You might say, “No wonder they didn’t waste ink on you.” But “hard-working”, “attentive” and “promising” pupils received the one-word treatment too. However, they got a pound extra pocket money and their back patted, while I had the pound taken away and my bum slapped.

Positive or negative, what typified those dash-em-off reports was the frequent focus on personal qualities. Whether character assassinations or compliments, they told parents little about how their child could improve academically. To be fair, my mum was happy to leave that to the school. She was busy slagging off Thatcher and stocking up on candles in case of strikes.

Still, it wasn’t ideal.

Boy, has the pendulum swung. Now a teacher myself, I wonder what parents think of the impersonal, over-formal, euphemistic reports we send them.

Over-formal language

At least “feckless” and “lazy” were honest, clear words. Now, there’s a danger that we smother reports in obscure eduspeak. It took me years to master this strange language myself, with its assessment objectives, attainment targets, CATs, PATs, and Sats. So, why should we inflict it on parents? Also, why can’t I write “Matthew truly understands how Shakespeare’s play makes an audience laugh” rather than “Matthew has effectively grasped the comedic elements inherent in Shakespeare’s drama” as though I’m channelling Olivier?
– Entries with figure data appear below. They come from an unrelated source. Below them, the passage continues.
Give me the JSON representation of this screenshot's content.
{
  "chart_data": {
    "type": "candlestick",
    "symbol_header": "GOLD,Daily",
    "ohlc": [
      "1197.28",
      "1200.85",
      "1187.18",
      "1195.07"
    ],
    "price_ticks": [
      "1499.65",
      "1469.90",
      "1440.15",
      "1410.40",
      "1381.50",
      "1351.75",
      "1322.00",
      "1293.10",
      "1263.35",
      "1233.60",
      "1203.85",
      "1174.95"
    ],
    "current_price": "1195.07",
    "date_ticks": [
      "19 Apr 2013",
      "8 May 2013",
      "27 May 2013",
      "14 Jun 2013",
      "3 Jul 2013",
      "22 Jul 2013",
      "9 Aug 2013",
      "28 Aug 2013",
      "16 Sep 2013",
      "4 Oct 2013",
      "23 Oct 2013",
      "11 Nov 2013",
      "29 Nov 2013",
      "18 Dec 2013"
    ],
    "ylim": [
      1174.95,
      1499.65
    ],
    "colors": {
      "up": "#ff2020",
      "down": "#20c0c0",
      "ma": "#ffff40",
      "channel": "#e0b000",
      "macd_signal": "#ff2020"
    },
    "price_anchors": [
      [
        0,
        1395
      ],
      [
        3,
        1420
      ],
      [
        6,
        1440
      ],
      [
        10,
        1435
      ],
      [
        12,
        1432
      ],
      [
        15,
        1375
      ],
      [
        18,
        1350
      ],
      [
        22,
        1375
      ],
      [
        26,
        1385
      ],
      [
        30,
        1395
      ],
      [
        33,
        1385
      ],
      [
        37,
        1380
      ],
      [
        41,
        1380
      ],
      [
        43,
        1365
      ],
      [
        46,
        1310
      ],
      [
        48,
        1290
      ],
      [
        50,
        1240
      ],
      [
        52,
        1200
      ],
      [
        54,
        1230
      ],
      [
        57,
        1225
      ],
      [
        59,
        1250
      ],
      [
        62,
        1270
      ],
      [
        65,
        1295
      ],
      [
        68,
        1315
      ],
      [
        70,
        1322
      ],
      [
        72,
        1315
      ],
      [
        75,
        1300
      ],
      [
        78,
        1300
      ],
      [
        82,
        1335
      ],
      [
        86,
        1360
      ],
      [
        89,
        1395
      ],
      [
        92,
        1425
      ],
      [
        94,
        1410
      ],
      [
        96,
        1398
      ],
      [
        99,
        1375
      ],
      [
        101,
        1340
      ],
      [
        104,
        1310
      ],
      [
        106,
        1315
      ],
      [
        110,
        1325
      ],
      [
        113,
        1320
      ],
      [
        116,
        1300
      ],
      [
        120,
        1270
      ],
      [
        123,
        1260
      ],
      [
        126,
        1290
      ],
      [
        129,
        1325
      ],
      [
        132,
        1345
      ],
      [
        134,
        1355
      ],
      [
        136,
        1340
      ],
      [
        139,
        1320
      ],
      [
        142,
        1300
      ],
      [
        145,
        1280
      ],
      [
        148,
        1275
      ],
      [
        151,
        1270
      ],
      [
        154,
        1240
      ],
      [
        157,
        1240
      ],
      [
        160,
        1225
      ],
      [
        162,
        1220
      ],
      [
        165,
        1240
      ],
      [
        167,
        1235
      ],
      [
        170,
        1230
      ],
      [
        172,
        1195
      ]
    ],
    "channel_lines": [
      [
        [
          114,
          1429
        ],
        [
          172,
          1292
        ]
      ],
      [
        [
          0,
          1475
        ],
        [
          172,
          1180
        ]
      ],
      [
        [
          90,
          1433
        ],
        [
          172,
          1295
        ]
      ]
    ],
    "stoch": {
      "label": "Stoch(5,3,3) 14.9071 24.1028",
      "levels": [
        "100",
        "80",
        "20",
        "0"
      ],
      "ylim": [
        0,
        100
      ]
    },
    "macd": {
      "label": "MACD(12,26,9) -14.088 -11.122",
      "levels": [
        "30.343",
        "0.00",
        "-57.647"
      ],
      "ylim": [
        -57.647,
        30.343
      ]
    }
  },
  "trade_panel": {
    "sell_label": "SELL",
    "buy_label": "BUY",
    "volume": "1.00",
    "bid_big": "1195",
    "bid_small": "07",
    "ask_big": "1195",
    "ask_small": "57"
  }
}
I’m not implying that parents don’t understand the formal language. I’m saying it makes the report impersonal and robotic, as though the child is an academic project, not a human. Furthermore, the average GCSE pupil will study between 10 and 12 subjects. Do parents read all those reports, or do they turn to New Scientist or The Economist for something lighter?

I love euphemism, in the right context. But I don’t like using it in reports, being nice and kind and gooey, even about someone who never shuts up, doesn’t do homework, and pokes other people with sharp pencils … “Sian’s understanding of when to contribute her strong opinions and her ability to meet deadlines are still in development. She must learn to respect other people’s personal space and their need not to be perforated.”

‘Who are these reports for?’

I don’t think we need to patronise parents like this. Or the children.

Some schools I’ve worked in have some very strange report-writing conventions. For instance, how do parents react when their child, who’s been Lizzie since she was two days old, and is called Lizzie by teachers, friends, relations, and dogs in the street, returns to being Elizabeth in all her school reports just for formality’s sake?

In one school, I was not allowed to use an exclamation mark after “Well done”, which made it flat, as if I’d had it forced out of me under torture. And in another, I was not allowed to use the abbreviation “exam”, even though that is what the whole world calls them.

What purpose do these rules serve? Who are we doing it for?

At least when my mum read reports calling me “feckless”, she’d say, “Oh, they’ve got you sussed all right.”

I’m not sure that happens so much now.